Were Iran to acquire nuclear weapons, Iranian dissidents believe, it would not only threaten Israel, but also the Sunni Arab states of the Gulf. Iran could threaten Israel’s existence, but also could destroy the oil production facilities of Saudi Arabia, the UAE, Kuwait, and the LNG facilities in Qatar, sending oil prices sky-high and causing untold damage to Western economies. Nor would the danger be limited to the Middle East. With nuclear weapons, Iran’s regime could threaten to hit American bases not just in the region — in the UAE, in Qatar, in Bahrain,Saudi Arabia — but targets in America itself if, for example, Washington were to refuse to reduce or cut off altogether military aid to Israel.
One Iranian dissident said that “blanket military action against Iran will not work and that ‘foreign powers cannot impose sustainable regime change; it must emerge from within. It cannot be forced through war.’”
Here I beg to differ. Why wouldn’t “blanket military action against Iran” work? Perhaps she means that such military action would lead Iranians, who had been dissidents, to now support the regime in an outpouring of nationalist fervor prompted by those foreign attacks. And instead of the regime collapsing in the face of such attacks, she fears it would be given a new lease on life.
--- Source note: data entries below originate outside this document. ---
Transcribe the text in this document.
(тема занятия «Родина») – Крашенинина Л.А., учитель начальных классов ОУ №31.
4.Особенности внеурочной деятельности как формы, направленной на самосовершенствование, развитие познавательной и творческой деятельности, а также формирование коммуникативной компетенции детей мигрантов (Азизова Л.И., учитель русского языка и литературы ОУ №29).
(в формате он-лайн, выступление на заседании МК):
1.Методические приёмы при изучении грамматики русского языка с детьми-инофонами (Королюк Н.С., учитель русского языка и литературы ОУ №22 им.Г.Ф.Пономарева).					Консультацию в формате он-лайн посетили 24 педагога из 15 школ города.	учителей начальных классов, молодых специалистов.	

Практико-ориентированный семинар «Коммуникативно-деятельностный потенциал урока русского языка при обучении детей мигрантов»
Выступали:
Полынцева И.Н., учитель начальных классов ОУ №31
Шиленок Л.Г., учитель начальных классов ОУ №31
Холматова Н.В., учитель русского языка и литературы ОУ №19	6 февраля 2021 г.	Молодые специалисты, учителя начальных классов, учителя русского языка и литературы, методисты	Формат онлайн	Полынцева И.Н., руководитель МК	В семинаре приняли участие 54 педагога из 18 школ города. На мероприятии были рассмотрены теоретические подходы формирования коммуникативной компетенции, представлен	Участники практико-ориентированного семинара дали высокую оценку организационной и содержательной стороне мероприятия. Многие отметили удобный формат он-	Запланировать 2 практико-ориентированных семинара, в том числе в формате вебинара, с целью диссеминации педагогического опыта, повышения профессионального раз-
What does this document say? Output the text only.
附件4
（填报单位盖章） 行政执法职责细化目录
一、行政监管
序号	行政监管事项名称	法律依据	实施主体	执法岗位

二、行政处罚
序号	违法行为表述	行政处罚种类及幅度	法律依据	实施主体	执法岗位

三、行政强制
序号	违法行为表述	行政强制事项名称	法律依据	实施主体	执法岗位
Another dissident said: “We will do the work from within to rid the world of this barbaric, tentacled, terrorist regime.” And “all they ask is that the Western world stop saving the regime.” In other words, she believes that Iran’s regime is economically and militarily on its uppers, with most of the Iranians having lost any faith in the government’s ability to reform itself. All that the dissidents want is for the West to stop “saving the regime.” That means completely cutting off Iran’s oil sales by blockading the port of Bandar Abbas, and other exports as well. It means stopping Iran from importing Western goods, everything from MRI machines to Smartphones to helicopters. It means putting sanctions on many hundreds more of Iran’s senior officials, cutting off their ability to travel anywhere in the West, or to send their children for study in the West , which is important to so many of them.
Were Iran to manage to produce a few nuclear bombs, this would greatly enhance its prestige at home, and lessen the domestic opposition to the regime. It would also mean that the regime would now believe itself impervious to attack, either by the Great or by the Little Satan, out of their fear of Iran retaliating using nuclear weapons.
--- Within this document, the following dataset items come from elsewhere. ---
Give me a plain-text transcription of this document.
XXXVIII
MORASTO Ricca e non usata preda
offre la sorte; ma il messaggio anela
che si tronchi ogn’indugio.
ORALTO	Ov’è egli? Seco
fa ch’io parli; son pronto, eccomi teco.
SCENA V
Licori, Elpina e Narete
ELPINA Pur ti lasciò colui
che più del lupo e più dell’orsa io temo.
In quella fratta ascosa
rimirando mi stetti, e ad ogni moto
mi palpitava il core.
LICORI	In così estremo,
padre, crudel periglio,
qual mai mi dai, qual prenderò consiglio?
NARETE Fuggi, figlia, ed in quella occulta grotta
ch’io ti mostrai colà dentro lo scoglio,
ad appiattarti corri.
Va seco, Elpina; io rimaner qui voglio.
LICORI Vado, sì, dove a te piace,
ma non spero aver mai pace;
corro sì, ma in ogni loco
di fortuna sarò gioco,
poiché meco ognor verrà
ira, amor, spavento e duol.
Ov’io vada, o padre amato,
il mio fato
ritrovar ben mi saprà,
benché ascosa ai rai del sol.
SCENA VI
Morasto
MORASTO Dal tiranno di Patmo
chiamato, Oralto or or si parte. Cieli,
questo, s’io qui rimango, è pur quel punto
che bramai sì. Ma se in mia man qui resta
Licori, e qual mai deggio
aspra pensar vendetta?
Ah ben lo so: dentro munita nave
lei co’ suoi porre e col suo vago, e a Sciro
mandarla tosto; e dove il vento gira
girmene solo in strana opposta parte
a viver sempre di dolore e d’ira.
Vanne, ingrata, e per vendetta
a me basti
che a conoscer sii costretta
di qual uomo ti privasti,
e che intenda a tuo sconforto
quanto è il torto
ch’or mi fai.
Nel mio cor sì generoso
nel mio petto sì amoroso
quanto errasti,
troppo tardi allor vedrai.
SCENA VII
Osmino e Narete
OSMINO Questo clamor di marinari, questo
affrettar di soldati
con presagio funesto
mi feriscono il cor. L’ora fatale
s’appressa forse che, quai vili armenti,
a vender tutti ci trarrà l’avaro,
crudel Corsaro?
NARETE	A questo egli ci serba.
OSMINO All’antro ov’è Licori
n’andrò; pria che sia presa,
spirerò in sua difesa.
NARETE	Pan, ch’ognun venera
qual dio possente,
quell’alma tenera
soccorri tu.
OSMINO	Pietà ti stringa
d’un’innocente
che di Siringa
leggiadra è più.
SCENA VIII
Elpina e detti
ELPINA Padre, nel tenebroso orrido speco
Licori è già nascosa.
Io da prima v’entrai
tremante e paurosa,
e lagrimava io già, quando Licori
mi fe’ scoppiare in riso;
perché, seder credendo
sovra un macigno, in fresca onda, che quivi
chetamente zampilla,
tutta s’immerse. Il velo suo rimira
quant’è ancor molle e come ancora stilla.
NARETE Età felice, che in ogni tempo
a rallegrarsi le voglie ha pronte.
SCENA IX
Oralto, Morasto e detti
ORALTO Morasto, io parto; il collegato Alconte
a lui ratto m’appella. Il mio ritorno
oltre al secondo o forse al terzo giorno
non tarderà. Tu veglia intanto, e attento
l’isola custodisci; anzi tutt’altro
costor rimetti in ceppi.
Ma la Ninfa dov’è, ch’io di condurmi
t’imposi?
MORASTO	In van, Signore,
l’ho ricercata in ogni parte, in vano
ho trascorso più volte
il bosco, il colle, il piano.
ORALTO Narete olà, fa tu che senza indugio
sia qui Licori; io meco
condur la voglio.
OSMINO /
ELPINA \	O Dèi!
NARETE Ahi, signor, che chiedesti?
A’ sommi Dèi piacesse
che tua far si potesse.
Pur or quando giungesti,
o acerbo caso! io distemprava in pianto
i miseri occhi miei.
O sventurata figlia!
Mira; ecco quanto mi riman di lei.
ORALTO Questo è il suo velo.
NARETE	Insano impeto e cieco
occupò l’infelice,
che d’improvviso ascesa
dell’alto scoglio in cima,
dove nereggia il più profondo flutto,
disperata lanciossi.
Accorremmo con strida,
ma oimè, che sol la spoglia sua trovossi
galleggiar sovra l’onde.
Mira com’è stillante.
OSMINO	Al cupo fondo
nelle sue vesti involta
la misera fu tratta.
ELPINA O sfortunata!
All of these Iranian dissidents feel keenly that their fate is being decided not just by foreigners — the American negotiating team led by Steve Witkoff, but by foreigners with little understanding of the Iranians’ ability, and intent, to deceive. They want hard-headed American negotiators, who will consult with them and with the Israelis at every step, and who will make clear to Iran that nothing can be achieved, no sanctions lifted, without Iran agreeing to give up all of its stockpile of uranium enriched beyond a level of 5%, and the centrifuges it has used for such uranium enrichment. And if Iran does not agree, then not only will the current sanctions remain, but many more sanctions will be put in place, driving Iran’s economy into the ground.